Trinh Ngoc Dong, 41, a resident in the province’s Di Linh District, has been prosecuted on charges of violating regulations on management and protection of endangered, rare animals, as prescribed in the Vietnamese Penal Code, local police reported on Monday.
Dong, let out on bail now, has also been fined VND355.5 million (US$15,620) for his offense.
The man was previously caught capturing live wide animals including a clouded monitor, a three-kilogram pangolin, 20 chevrotains, 10 Asian palm civets, and 13 black squirrels.
About 35 kilograms of the meat and bones of a chamois, along with its head, were detected in the man’s house.
All the animals are classified as endangered, precious, and rare species under Decree No. 06 issued by the Vietnamese government in 2019.
Dong also raised common forest animals such as brush tailed porcupine and bamboo rats.
Endangered wildlife products are strictly banned from being traded in, imported to or exported from Vietnam as they are protected by the Convention on International Trade in Endangered Species of Wild Fauna and Flora (CITES), to which the country has been party since 1994.
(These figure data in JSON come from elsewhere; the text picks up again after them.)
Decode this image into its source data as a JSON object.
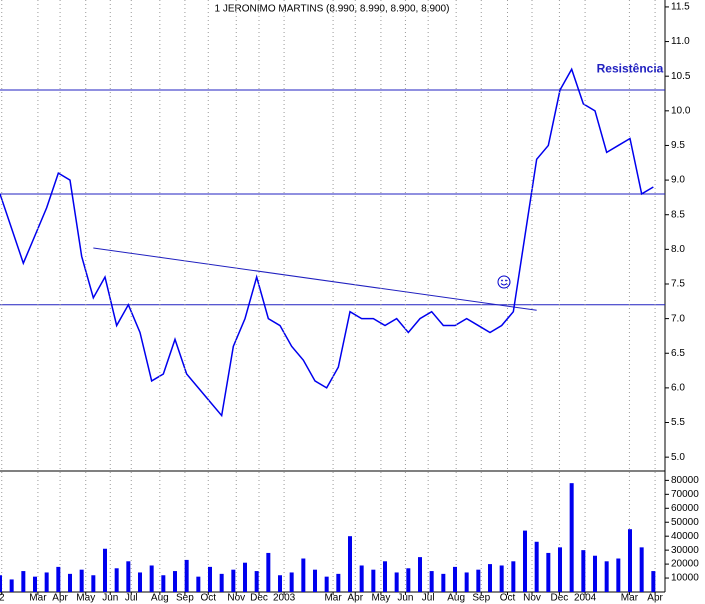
{
  "chart_data": [
    {
      "type": "line",
      "title": "1 JERONIMO MARTINS (8.990, 8.990, 8.900, 8.900)",
      "x": [
        0,
        2,
        4,
        6,
        8,
        10,
        12,
        14,
        16,
        18,
        20,
        22,
        24,
        26,
        28,
        30,
        32,
        34,
        36,
        38,
        40,
        42,
        44,
        46,
        48,
        50,
        52,
        54,
        56,
        58,
        60,
        62,
        64,
        66,
        68,
        70,
        72,
        74,
        76,
        78,
        80,
        82,
        84,
        86,
        88,
        90,
        92,
        94,
        96,
        98,
        100,
        102,
        104,
        106,
        108,
        110,
        112
      ],
      "series": [
        {
          "name": "JERONIMO MARTINS",
          "color": "#0000ee",
          "values": [
            8.8,
            8.3,
            7.8,
            8.2,
            8.6,
            9.1,
            9.0,
            7.9,
            7.3,
            7.6,
            6.9,
            7.2,
            6.8,
            6.1,
            6.2,
            6.7,
            6.2,
            6.0,
            5.8,
            5.6,
            6.6,
            7.0,
            7.6,
            7.0,
            6.9,
            6.6,
            6.4,
            6.1,
            6.0,
            6.3,
            7.1,
            7.0,
            7.0,
            6.9,
            7.0,
            6.8,
            7.0,
            7.1,
            6.9,
            6.9,
            7.0,
            6.9,
            6.8,
            6.9,
            7.1,
            8.2,
            9.3,
            9.5,
            10.3,
            10.6,
            10.1,
            10.0,
            9.4,
            9.5,
            9.6,
            8.8,
            8.9
          ]
        }
      ],
      "xlim": [
        0,
        114
      ],
      "ylim": [
        4.8,
        11.6
      ],
      "yticks": [
        {
          "value": 5,
          "label": "5.0"
        },
        5.5,
        {
          "value": 6,
          "label": "6.0"
        },
        6.5,
        {
          "value": 7,
          "label": "7.0"
        },
        7.5,
        {
          "value": 8,
          "label": "8.0"
        },
        8.5,
        {
          "value": 9,
          "label": "9.0"
        },
        9.5,
        {
          "value": 10,
          "label": "10.0"
        },
        10.5,
        {
          "value": 11,
          "label": "11.0"
        },
        11.5
      ],
      "hlines": [
        10.3,
        8.8,
        7.2
      ],
      "trendline": {
        "x": [
          16,
          92
        ],
        "y": [
          8.02,
          7.12
        ]
      },
      "annotation": {
        "text": "Resistência",
        "x": 108,
        "y": 10.6
      }
    },
    {
      "type": "bar",
      "x": [
        0,
        2,
        4,
        6,
        8,
        10,
        12,
        14,
        16,
        18,
        20,
        22,
        24,
        26,
        28,
        30,
        32,
        34,
        36,
        38,
        40,
        42,
        44,
        46,
        48,
        50,
        52,
        54,
        56,
        58,
        60,
        62,
        64,
        66,
        68,
        70,
        72,
        74,
        76,
        78,
        80,
        82,
        84,
        86,
        88,
        90,
        92,
        94,
        96,
        98,
        100,
        102,
        104,
        106,
        108,
        110,
        112
      ],
      "color": "#0000ee",
      "values": [
        12000,
        9000,
        15000,
        11000,
        14000,
        18000,
        13000,
        16000,
        12000,
        31000,
        17000,
        22000,
        14000,
        19000,
        12000,
        15000,
        23000,
        11000,
        18000,
        13000,
        16000,
        21000,
        15000,
        28000,
        12000,
        14000,
        24000,
        16000,
        11000,
        13000,
        40000,
        19000,
        16000,
        22000,
        14000,
        17000,
        25000,
        15000,
        13000,
        18000,
        14000,
        16000,
        20000,
        19000,
        22000,
        44000,
        36000,
        28000,
        32000,
        78000,
        30000,
        26000,
        22000,
        24000,
        45000,
        32000,
        15000
      ],
      "xlim": [
        0,
        114
      ],
      "ylim": [
        0,
        86000
      ],
      "yticks": [
        10000,
        20000,
        30000,
        40000,
        50000,
        60000,
        70000,
        80000
      ],
      "xticks": [
        {
          "value": 0.3,
          "label": "2"
        },
        {
          "value": 6.5,
          "label": "Mar"
        },
        {
          "value": 10.3,
          "label": "Apr"
        },
        {
          "value": 14.7,
          "label": "May"
        },
        {
          "value": 18.9,
          "label": "Jun"
        },
        {
          "value": 22.5,
          "label": "Jul"
        },
        {
          "value": 27.4,
          "label": "Aug"
        },
        {
          "value": 31.7,
          "label": "Sep"
        },
        {
          "value": 35.7,
          "label": "Oct"
        },
        {
          "value": 40.5,
          "label": "Nov"
        },
        {
          "value": 44.4,
          "label": "Dec"
        },
        {
          "value": 48.7,
          "label": "2003"
        },
        {
          "value": 57.1,
          "label": "Mar"
        },
        {
          "value": 60.9,
          "label": "Apr"
        },
        {
          "value": 65.3,
          "label": "May"
        },
        {
          "value": 69.5,
          "label": "Jun"
        },
        {
          "value": 73.4,
          "label": "Jul"
        },
        {
          "value": 78.2,
          "label": "Aug"
        },
        {
          "value": 82.5,
          "label": "Sep"
        },
        {
          "value": 87,
          "label": "Oct"
        },
        {
          "value": 91.2,
          "label": "Nov"
        },
        {
          "value": 95.9,
          "label": "Dec"
        },
        {
          "value": 100.3,
          "label": "2004"
        },
        {
          "value": 107.9,
          "label": "Mar"
        },
        {
          "value": 112.3,
          "label": "Apr"
        }
      ],
      "grid": true
    }
  ]
}
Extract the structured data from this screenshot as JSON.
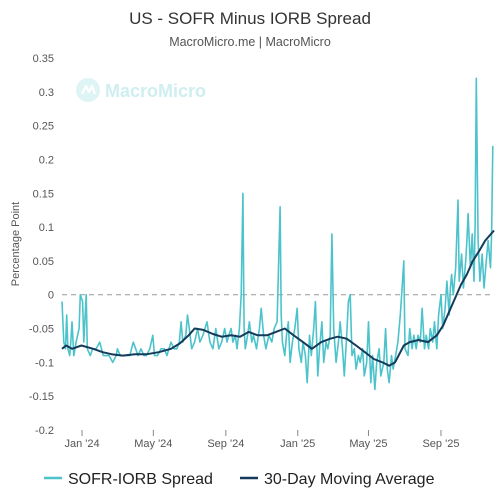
{
  "chart_data": {
    "type": "line",
    "title": "US - SOFR Minus IORB Spread",
    "subtitle": "MacroMicro.me | MacroMicro",
    "ylabel": "Percentage Point",
    "ylim": [
      -0.2,
      0.35
    ],
    "yticks": [
      0.35,
      0.3,
      0.25,
      0.2,
      0.15,
      0.1,
      0.05,
      0,
      -0.05,
      -0.1,
      -0.15,
      -0.2
    ],
    "ytick_labels": [
      "0.35",
      "0.3",
      "0.25",
      "0.2",
      "0.15",
      "0.1",
      "0.05",
      "0",
      "-0.05",
      "-0.1",
      "-0.15",
      "-0.2"
    ],
    "xlim": [
      "2023-11-28",
      "2025-11-30"
    ],
    "xticks": [
      {
        "date": "2024-01-01",
        "label": "Jan '24"
      },
      {
        "date": "2024-05-01",
        "label": "May '24"
      },
      {
        "date": "2024-09-01",
        "label": "Sep '24"
      },
      {
        "date": "2025-01-01",
        "label": "Jan '25"
      },
      {
        "date": "2025-05-01",
        "label": "May '25"
      },
      {
        "date": "2025-09-01",
        "label": "Sep '25"
      }
    ],
    "reference_line": {
      "y": 0,
      "style": "dashed"
    },
    "legend_position": "bottom",
    "series": [
      {
        "name": "SOFR-IORB Spread",
        "color": "#4cc3cb",
        "points": [
          [
            "2023-11-28",
            -0.01
          ],
          [
            "2023-12-01",
            -0.07
          ],
          [
            "2023-12-04",
            -0.08
          ],
          [
            "2023-12-06",
            -0.03
          ],
          [
            "2023-12-08",
            -0.08
          ],
          [
            "2023-12-11",
            -0.09
          ],
          [
            "2023-12-13",
            -0.07
          ],
          [
            "2023-12-15",
            -0.04
          ],
          [
            "2023-12-18",
            -0.09
          ],
          [
            "2023-12-20",
            -0.08
          ],
          [
            "2023-12-22",
            -0.07
          ],
          [
            "2023-12-27",
            -0.05
          ],
          [
            "2023-12-29",
            0.0
          ],
          [
            "2024-01-02",
            -0.01
          ],
          [
            "2024-01-04",
            -0.07
          ],
          [
            "2024-01-08",
            0.0
          ],
          [
            "2024-01-10",
            -0.08
          ],
          [
            "2024-01-15",
            -0.09
          ],
          [
            "2024-01-19",
            -0.08
          ],
          [
            "2024-01-25",
            -0.08
          ],
          [
            "2024-01-31",
            -0.07
          ],
          [
            "2024-02-06",
            -0.09
          ],
          [
            "2024-02-12",
            -0.09
          ],
          [
            "2024-02-16",
            -0.09
          ],
          [
            "2024-02-22",
            -0.1
          ],
          [
            "2024-02-28",
            -0.09
          ],
          [
            "2024-03-01",
            -0.08
          ],
          [
            "2024-03-06",
            -0.09
          ],
          [
            "2024-03-12",
            -0.09
          ],
          [
            "2024-03-18",
            -0.09
          ],
          [
            "2024-03-22",
            -0.09
          ],
          [
            "2024-03-28",
            -0.07
          ],
          [
            "2024-04-01",
            -0.08
          ],
          [
            "2024-04-05",
            -0.09
          ],
          [
            "2024-04-10",
            -0.08
          ],
          [
            "2024-04-15",
            -0.09
          ],
          [
            "2024-04-19",
            -0.09
          ],
          [
            "2024-04-25",
            -0.08
          ],
          [
            "2024-04-30",
            -0.06
          ],
          [
            "2024-05-03",
            -0.09
          ],
          [
            "2024-05-08",
            -0.09
          ],
          [
            "2024-05-14",
            -0.08
          ],
          [
            "2024-05-20",
            -0.08
          ],
          [
            "2024-05-24",
            -0.09
          ],
          [
            "2024-05-31",
            -0.07
          ],
          [
            "2024-06-05",
            -0.08
          ],
          [
            "2024-06-10",
            -0.08
          ],
          [
            "2024-06-14",
            -0.07
          ],
          [
            "2024-06-17",
            -0.04
          ],
          [
            "2024-06-20",
            -0.07
          ],
          [
            "2024-06-25",
            -0.06
          ],
          [
            "2024-06-28",
            -0.03
          ],
          [
            "2024-07-01",
            -0.05
          ],
          [
            "2024-07-05",
            -0.08
          ],
          [
            "2024-07-10",
            -0.07
          ],
          [
            "2024-07-15",
            -0.05
          ],
          [
            "2024-07-19",
            -0.07
          ],
          [
            "2024-07-24",
            -0.06
          ],
          [
            "2024-07-31",
            -0.04
          ],
          [
            "2024-08-05",
            -0.07
          ],
          [
            "2024-08-10",
            -0.08
          ],
          [
            "2024-08-15",
            -0.05
          ],
          [
            "2024-08-20",
            -0.08
          ],
          [
            "2024-08-25",
            -0.07
          ],
          [
            "2024-08-30",
            -0.05
          ],
          [
            "2024-09-03",
            -0.07
          ],
          [
            "2024-09-06",
            -0.06
          ],
          [
            "2024-09-10",
            -0.05
          ],
          [
            "2024-09-13",
            -0.07
          ],
          [
            "2024-09-17",
            -0.06
          ],
          [
            "2024-09-20",
            -0.08
          ],
          [
            "2024-09-24",
            -0.05
          ],
          [
            "2024-09-27",
            0.0
          ],
          [
            "2024-09-30",
            0.15
          ],
          [
            "2024-10-02",
            -0.05
          ],
          [
            "2024-10-04",
            -0.08
          ],
          [
            "2024-10-08",
            -0.06
          ],
          [
            "2024-10-11",
            -0.04
          ],
          [
            "2024-10-15",
            -0.07
          ],
          [
            "2024-10-18",
            -0.06
          ],
          [
            "2024-10-23",
            -0.08
          ],
          [
            "2024-10-28",
            -0.05
          ],
          [
            "2024-10-31",
            -0.02
          ],
          [
            "2024-11-04",
            -0.06
          ],
          [
            "2024-11-08",
            -0.08
          ],
          [
            "2024-11-13",
            -0.06
          ],
          [
            "2024-11-18",
            -0.07
          ],
          [
            "2024-11-22",
            -0.05
          ],
          [
            "2024-11-27",
            -0.04
          ],
          [
            "2024-12-02",
            0.13
          ],
          [
            "2024-12-04",
            -0.03
          ],
          [
            "2024-12-06",
            -0.07
          ],
          [
            "2024-12-10",
            -0.09
          ],
          [
            "2024-12-13",
            -0.06
          ],
          [
            "2024-12-16",
            -0.04
          ],
          [
            "2024-12-19",
            -0.1
          ],
          [
            "2024-12-23",
            -0.07
          ],
          [
            "2024-12-27",
            -0.05
          ],
          [
            "2024-12-31",
            -0.02
          ],
          [
            "2025-01-03",
            -0.08
          ],
          [
            "2025-01-07",
            -0.1
          ],
          [
            "2025-01-10",
            -0.07
          ],
          [
            "2025-01-14",
            -0.09
          ],
          [
            "2025-01-17",
            -0.13
          ],
          [
            "2025-01-21",
            -0.06
          ],
          [
            "2025-01-24",
            -0.09
          ],
          [
            "2025-01-28",
            -0.05
          ],
          [
            "2025-01-31",
            -0.01
          ],
          [
            "2025-02-04",
            -0.12
          ],
          [
            "2025-02-07",
            -0.08
          ],
          [
            "2025-02-11",
            -0.04
          ],
          [
            "2025-02-14",
            -0.1
          ],
          [
            "2025-02-18",
            -0.07
          ],
          [
            "2025-02-21",
            -0.08
          ],
          [
            "2025-02-25",
            -0.06
          ],
          [
            "2025-02-28",
            0.09
          ],
          [
            "2025-03-03",
            -0.05
          ],
          [
            "2025-03-07",
            -0.1
          ],
          [
            "2025-03-11",
            -0.07
          ],
          [
            "2025-03-14",
            -0.04
          ],
          [
            "2025-03-18",
            -0.08
          ],
          [
            "2025-03-21",
            -0.12
          ],
          [
            "2025-03-25",
            -0.06
          ],
          [
            "2025-03-28",
            -0.01
          ],
          [
            "2025-03-31",
            0.0
          ],
          [
            "2025-04-03",
            -0.09
          ],
          [
            "2025-04-07",
            -0.08
          ],
          [
            "2025-04-10",
            -0.11
          ],
          [
            "2025-04-14",
            -0.09
          ],
          [
            "2025-04-17",
            -0.1
          ],
          [
            "2025-04-21",
            -0.08
          ],
          [
            "2025-04-24",
            -0.12
          ],
          [
            "2025-04-28",
            -0.1
          ],
          [
            "2025-05-01",
            -0.04
          ],
          [
            "2025-05-05",
            -0.13
          ],
          [
            "2025-05-08",
            -0.09
          ],
          [
            "2025-05-12",
            -0.14
          ],
          [
            "2025-05-15",
            -0.1
          ],
          [
            "2025-05-19",
            -0.08
          ],
          [
            "2025-05-22",
            -0.12
          ],
          [
            "2025-05-27",
            -0.1
          ],
          [
            "2025-05-30",
            -0.05
          ],
          [
            "2025-06-02",
            -0.11
          ],
          [
            "2025-06-05",
            -0.13
          ],
          [
            "2025-06-09",
            -0.09
          ],
          [
            "2025-06-12",
            -0.11
          ],
          [
            "2025-06-16",
            -0.09
          ],
          [
            "2025-06-20",
            -0.07
          ],
          [
            "2025-06-24",
            -0.03
          ],
          [
            "2025-06-27",
            0.01
          ],
          [
            "2025-06-30",
            0.05
          ],
          [
            "2025-07-02",
            -0.08
          ],
          [
            "2025-07-07",
            -0.09
          ],
          [
            "2025-07-10",
            -0.05
          ],
          [
            "2025-07-14",
            -0.08
          ],
          [
            "2025-07-17",
            -0.06
          ],
          [
            "2025-07-21",
            -0.08
          ],
          [
            "2025-07-24",
            -0.06
          ],
          [
            "2025-07-28",
            -0.07
          ],
          [
            "2025-07-31",
            -0.02
          ],
          [
            "2025-08-04",
            -0.08
          ],
          [
            "2025-08-07",
            -0.06
          ],
          [
            "2025-08-11",
            -0.08
          ],
          [
            "2025-08-14",
            -0.05
          ],
          [
            "2025-08-18",
            -0.07
          ],
          [
            "2025-08-21",
            -0.04
          ],
          [
            "2025-08-25",
            -0.08
          ],
          [
            "2025-08-28",
            -0.03
          ],
          [
            "2025-09-01",
            0.0
          ],
          [
            "2025-09-04",
            -0.05
          ],
          [
            "2025-09-08",
            -0.02
          ],
          [
            "2025-09-11",
            0.02
          ],
          [
            "2025-09-15",
            -0.03
          ],
          [
            "2025-09-17",
            0.01
          ],
          [
            "2025-09-19",
            0.03
          ],
          [
            "2025-09-22",
            0.0
          ],
          [
            "2025-09-24",
            0.02
          ],
          [
            "2025-09-26",
            0.04
          ],
          [
            "2025-09-30",
            0.14
          ],
          [
            "2025-10-02",
            0.02
          ],
          [
            "2025-10-06",
            0.06
          ],
          [
            "2025-10-09",
            0.01
          ],
          [
            "2025-10-13",
            0.05
          ],
          [
            "2025-10-15",
            0.08
          ],
          [
            "2025-10-17",
            0.12
          ],
          [
            "2025-10-21",
            0.04
          ],
          [
            "2025-10-24",
            0.09
          ],
          [
            "2025-10-27",
            0.02
          ],
          [
            "2025-10-29",
            0.1
          ],
          [
            "2025-10-31",
            0.32
          ],
          [
            "2025-11-03",
            0.08
          ],
          [
            "2025-11-06",
            0.02
          ],
          [
            "2025-11-10",
            0.06
          ],
          [
            "2025-11-13",
            0.01
          ],
          [
            "2025-11-17",
            0.05
          ],
          [
            "2025-11-20",
            0.08
          ],
          [
            "2025-11-24",
            0.04
          ],
          [
            "2025-11-26",
            0.09
          ],
          [
            "2025-11-28",
            0.22
          ]
        ]
      },
      {
        "name": "30-Day Moving Average",
        "color": "#163a5a",
        "points": [
          [
            "2023-11-28",
            -0.08
          ],
          [
            "2023-12-05",
            -0.075
          ],
          [
            "2023-12-15",
            -0.08
          ],
          [
            "2023-12-31",
            -0.075
          ],
          [
            "2024-01-20",
            -0.08
          ],
          [
            "2024-02-05",
            -0.085
          ],
          [
            "2024-02-20",
            -0.088
          ],
          [
            "2024-03-10",
            -0.09
          ],
          [
            "2024-03-31",
            -0.088
          ],
          [
            "2024-04-20",
            -0.088
          ],
          [
            "2024-05-10",
            -0.085
          ],
          [
            "2024-05-31",
            -0.08
          ],
          [
            "2024-06-15",
            -0.072
          ],
          [
            "2024-06-30",
            -0.06
          ],
          [
            "2024-07-10",
            -0.05
          ],
          [
            "2024-07-25",
            -0.052
          ],
          [
            "2024-08-10",
            -0.058
          ],
          [
            "2024-08-25",
            -0.062
          ],
          [
            "2024-09-10",
            -0.06
          ],
          [
            "2024-09-25",
            -0.062
          ],
          [
            "2024-10-10",
            -0.055
          ],
          [
            "2024-10-25",
            -0.06
          ],
          [
            "2024-11-10",
            -0.06
          ],
          [
            "2024-11-25",
            -0.055
          ],
          [
            "2024-12-10",
            -0.05
          ],
          [
            "2024-12-25",
            -0.06
          ],
          [
            "2025-01-10",
            -0.07
          ],
          [
            "2025-01-25",
            -0.08
          ],
          [
            "2025-02-10",
            -0.07
          ],
          [
            "2025-02-25",
            -0.065
          ],
          [
            "2025-03-10",
            -0.062
          ],
          [
            "2025-03-25",
            -0.065
          ],
          [
            "2025-04-10",
            -0.075
          ],
          [
            "2025-04-25",
            -0.085
          ],
          [
            "2025-05-10",
            -0.095
          ],
          [
            "2025-05-25",
            -0.1
          ],
          [
            "2025-06-05",
            -0.105
          ],
          [
            "2025-06-15",
            -0.1
          ],
          [
            "2025-06-30",
            -0.075
          ],
          [
            "2025-07-10",
            -0.07
          ],
          [
            "2025-07-25",
            -0.067
          ],
          [
            "2025-08-10",
            -0.07
          ],
          [
            "2025-08-25",
            -0.06
          ],
          [
            "2025-09-05",
            -0.045
          ],
          [
            "2025-09-15",
            -0.025
          ],
          [
            "2025-09-25",
            -0.005
          ],
          [
            "2025-10-05",
            0.015
          ],
          [
            "2025-10-15",
            0.03
          ],
          [
            "2025-10-25",
            0.05
          ],
          [
            "2025-11-05",
            0.065
          ],
          [
            "2025-11-15",
            0.08
          ],
          [
            "2025-11-30",
            0.095
          ]
        ]
      }
    ]
  },
  "brand": {
    "watermark": "MacroMicro",
    "watermark_icon": "macromicro-logo-icon"
  }
}
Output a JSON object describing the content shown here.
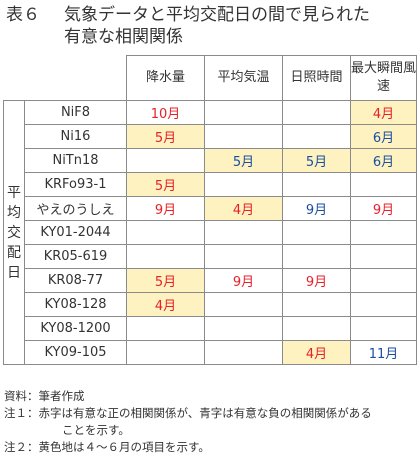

Under Vietnam’s Penal Code, transporting, trading, capturing or killing wild animals or parts thereof is a criminal offense punishable by six months to 12 years in prison.
On November 30 last year, a court in Dak Lak Province gave 33-year-old Nguyen Thanh Tung a jail term of seven years for illegally capturing 14 live clouded monitor lizards, along with a fine of VND10 million ($438), according to national radio station Voice of Vietnam.